Les phénomènes d'obsolescence logicielle et matérielle pénalisent de plus en plus les organisations utilisatrices du numérique, aussi bien en termes de sécurité, de maîtrise des coûts, de limitation des impacts environnementaux que de préservation des ressources. Ce constat a incité le Cigref à lancer une task force confiée à Olivia Bertout, en charge du programme de responsabilité sociétale du groupe Adeo. Ce groupe de travail vient de publier deux livrables, l'un contenant des recommandations pour les entreprises utilisatrices, l'autre regroupant 29 recommandations destinées aux fournisseurs.
L'obsolescence, définie comme la dépréciation d'un matériel ou d'un équipement avant son usure matérielle, traduit une perte prématurée de valeur d'usage, et donc économique. « La prise de conscience actuelle de l'impact environnemental du numérique force à questionner cette perte de valeur, dont une partie provient du renouvellement (trop) fréquent des matériels et des logiciels », écrit Olivia Bertout en introduction des deux livrables. Face à ces enjeux, il est temps pour le Cigref d'ouvrir une base de réflexion commune, afin d'oeuvrer aussi bien du côté des utilisateurs que des fournisseurs à réduire ces phénomènes d'obsolescence aux lourds impacts.
Revoir la mesure de la performance économique des logiciels et matériels
Le rapport destiné aux organisations utilisatrices présente ensuite un ensemble de recommandations destinées en premier lieu aux directions achats et DSI. Elles visent tout d'abord à mettre en place des politiques d'achats numériques responsables, par exemple en sélectionnant les fournisseurs les plus engagés ou en prévoyant des critères de durabilité, de réparabilité ou d'écoconception et frugalité, selon les typologies d'achats. Ensuite, elles s'intéressent à la sensibilisation des équipes IT et incitent à questionner les manières d'opérer au sein des DSI. Pour lutter contre l'obsolescence logicielle, il s'agit par exemple de disposer des compétences techniques permettant de maintenir les applications dans le temps ou d'établir des standards de conception lors du développement. Face à l'obsolescence matérielle, le rapport préconise entre autres de privilégier le reconditionné au neuf, de systématiser la maintenance préventive et de développer le réemploi interne. Enfin, le rapport destiné aux utilisateurs propose de revoir la façon de mesurer la performance économique des logiciels et matériels, en réalisant par exemple une analyse de coût du cycle de vie complet et multicritères lors de la phase d'achats, ou en pondérant les bénéfices financiers du renouvellement de matériel en fonction du temps humain nécessaire, du poids DEEE (impact RSE, bilan carbone) et du bénéfice métier.

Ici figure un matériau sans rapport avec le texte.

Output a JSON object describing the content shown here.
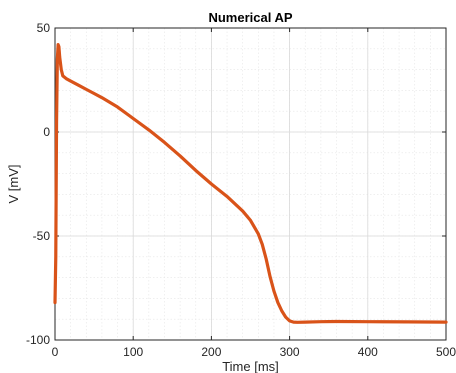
{
  "chart_data": {
    "type": "line",
    "title": "Numerical AP",
    "xlabel": "Time [ms]",
    "ylabel": "V [mV]",
    "xlim": [
      0,
      500
    ],
    "ylim": [
      -100,
      50
    ],
    "x_ticks": [
      0,
      100,
      200,
      300,
      400,
      500
    ],
    "y_ticks": [
      -100,
      -50,
      0,
      50
    ],
    "x_tick_labels": [
      "0",
      "100",
      "200",
      "300",
      "400",
      "500"
    ],
    "y_tick_labels": [
      "-100",
      "-50",
      "0",
      "50"
    ],
    "grid": true,
    "minor_grid": true,
    "series": [
      {
        "color": "#D95319",
        "x": [
          0,
          1,
          2,
          3,
          4,
          5,
          6,
          8,
          10,
          15,
          20,
          30,
          40,
          50,
          60,
          80,
          100,
          120,
          140,
          160,
          180,
          200,
          220,
          240,
          250,
          260,
          265,
          270,
          275,
          280,
          285,
          290,
          295,
          300,
          305,
          310,
          320,
          340,
          360,
          400,
          450,
          500
        ],
        "y": [
          -82,
          -60,
          5,
          35,
          42,
          41,
          36,
          30,
          27,
          25.5,
          24.5,
          22.5,
          20.5,
          18.5,
          16.5,
          12,
          6.5,
          1,
          -5,
          -11.5,
          -18.5,
          -25,
          -31,
          -38,
          -42.5,
          -49,
          -54,
          -61,
          -69.5,
          -76.5,
          -82,
          -86,
          -89,
          -90.8,
          -91.4,
          -91.5,
          -91.4,
          -91.2,
          -91.1,
          -91.2,
          -91.3,
          -91.4
        ]
      }
    ]
  }
}
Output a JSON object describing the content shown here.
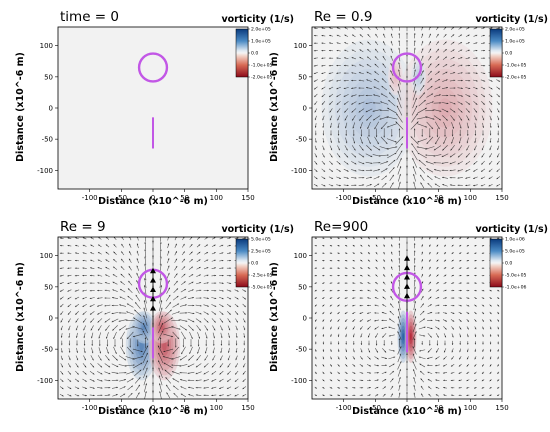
{
  "colors": {
    "background": "#f2f2f2",
    "marker": "#c257e6",
    "arrow": "#1a1a1a",
    "positive": "#1f5f9e",
    "negative": "#b2182b"
  },
  "chart_data": [
    {
      "type": "heatmap",
      "title": "time = 0",
      "xlabel": "Distance (x10^-6 m)",
      "ylabel": "Distance (x10^-6 m)",
      "colorbar_title": "vorticity (1/s)",
      "colorbar_ticks": [
        "2.0e+05",
        "1.0e+05",
        "0.0",
        "-1.0e+05",
        "-2.0e+05"
      ],
      "x_ticks": [
        "-100",
        "-50",
        "0",
        "50",
        "100",
        "150"
      ],
      "y_ticks": [
        "100",
        "50",
        "0",
        "-50",
        "-100"
      ],
      "xlim": [
        -150,
        150
      ],
      "ylim": [
        -130,
        130
      ],
      "ring": {
        "cx": 0,
        "cy": 65,
        "r": 22
      },
      "rod": {
        "x": 0,
        "y_top": -15,
        "y_bottom": -65
      },
      "vortex_strength": 0,
      "vortex_shape": "none",
      "arrow_scale": 0,
      "arrow_max_length": 0,
      "jet_strength": 0,
      "triangles_y": []
    },
    {
      "type": "heatmap",
      "title": "Re = 0.9",
      "xlabel": "Distance (x10^-6 m)",
      "ylabel": "Distance (x10^-6 m)",
      "colorbar_title": "vorticity (1/s)",
      "colorbar_ticks": [
        "2.0e+05",
        "1.0e+05",
        "0.0",
        "-1.0e+05",
        "-2.0e+05"
      ],
      "x_ticks": [
        "-100",
        "-50",
        "0",
        "50",
        "100",
        "150"
      ],
      "y_ticks": [
        "100",
        "50",
        "0",
        "-50",
        "-100"
      ],
      "xlim": [
        -150,
        150
      ],
      "ylim": [
        -130,
        130
      ],
      "ring": {
        "cx": 0,
        "cy": 65,
        "r": 22
      },
      "rod": {
        "x": 0,
        "y_top": -15,
        "y_bottom": -65
      },
      "vortex_strength": 0.35,
      "vortex_shape": "wide",
      "arrow_scale": 1.0,
      "arrow_max_length": 11,
      "jet_strength": 0.15,
      "triangles_y": []
    },
    {
      "type": "heatmap",
      "title": "Re = 9",
      "xlabel": "Distance (x10^-6 m)",
      "ylabel": "Distance (x10^-6 m)",
      "colorbar_title": "vorticity (1/s)",
      "colorbar_ticks": [
        "5.0e+05",
        "2.5e+05",
        "0.0",
        "-2.5e+05",
        "-5.0e+05"
      ],
      "x_ticks": [
        "-100",
        "-50",
        "0",
        "50",
        "100",
        "150"
      ],
      "y_ticks": [
        "100",
        "50",
        "0",
        "-50",
        "-100"
      ],
      "xlim": [
        -150,
        150
      ],
      "ylim": [
        -130,
        130
      ],
      "ring": {
        "cx": 0,
        "cy": 55,
        "r": 22
      },
      "rod": {
        "x": 0,
        "y_top": -15,
        "y_bottom": -65
      },
      "vortex_strength": 0.75,
      "vortex_shape": "medium",
      "arrow_scale": 1.0,
      "arrow_max_length": 11,
      "jet_strength": 0.5,
      "triangles_y": [
        75,
        60,
        45,
        30,
        15
      ]
    },
    {
      "type": "heatmap",
      "title": "Re=900",
      "xlabel": "Distance (x10^-6 m)",
      "ylabel": "Distance (x10^-6 m)",
      "colorbar_title": "vorticity (1/s)",
      "colorbar_ticks": [
        "1.0e+06",
        "5.0e+05",
        "0.0",
        "-5.0e+05",
        "-1.0e+06"
      ],
      "x_ticks": [
        "-100",
        "-50",
        "0",
        "50",
        "100",
        "150"
      ],
      "y_ticks": [
        "100",
        "50",
        "0",
        "-50",
        "-100"
      ],
      "xlim": [
        -150,
        150
      ],
      "ylim": [
        -130,
        130
      ],
      "ring": {
        "cx": 0,
        "cy": 50,
        "r": 22
      },
      "rod": {
        "x": 0,
        "y_top": 10,
        "y_bottom": -55
      },
      "vortex_strength": 1.0,
      "vortex_shape": "narrow",
      "arrow_scale": 0.6,
      "arrow_max_length": 9,
      "jet_strength": 0.7,
      "triangles_y": [
        95,
        80,
        65,
        50,
        35
      ]
    }
  ]
}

Le second livrable contient quant à lui 29 propositions pour les fournisseurs, organisées autour de quatre grands axes. Le premier concerne la limitation des effets d'interdépendance logiciel - matériel. Il s'agit par exemple de baisser l'exigence matérielle pour les montées de versions logicielles, un point sur lequel le Cigref, conjointement avec trois autres associations européennes d'utilisateurs, a récemment interpellé Microsoft. Le deuxième axe porte sur l'allongement des durées de supports techniques et des mises à jour de sécurité, des exigences qui figurent également dans la proposition de loi Chaize, ainsi que dans le projet de réglementation européen « Ecodesign ». Pour le Cigref, assurer la sécurité des applications dans le temps et dissocier le prérequis de sécurité des mises à jour évolutives des logiciels deviennent une nécessité environnementale. Le troisième axe vise à développer l'autonomie des utilisateurs, en redonnant notamment à ces derniers la maîtrise sur l'installation et la configuration de logiciels et fonctionnalités qui ne lui sont pas indispensables. Enfin, le dernier vise plus spécifiquement les constructeurs et fabricants d'équipements, en appelant ces derniers à développer des services de reprise, réparabilité et recyclage. Le rapport les invite également à élaborer un système de traçabilité permettant de s'assurer que la chaîne de recyclage est respectée et réellement vertueuse, à afficher un indice de durabilité ainsi qu'un taux de recyclabilité, ou encore à informer l'utilisateur a minima de l'empreinte carbone issue de la fabrication des matériels, et idéalement de l'empreinte globale.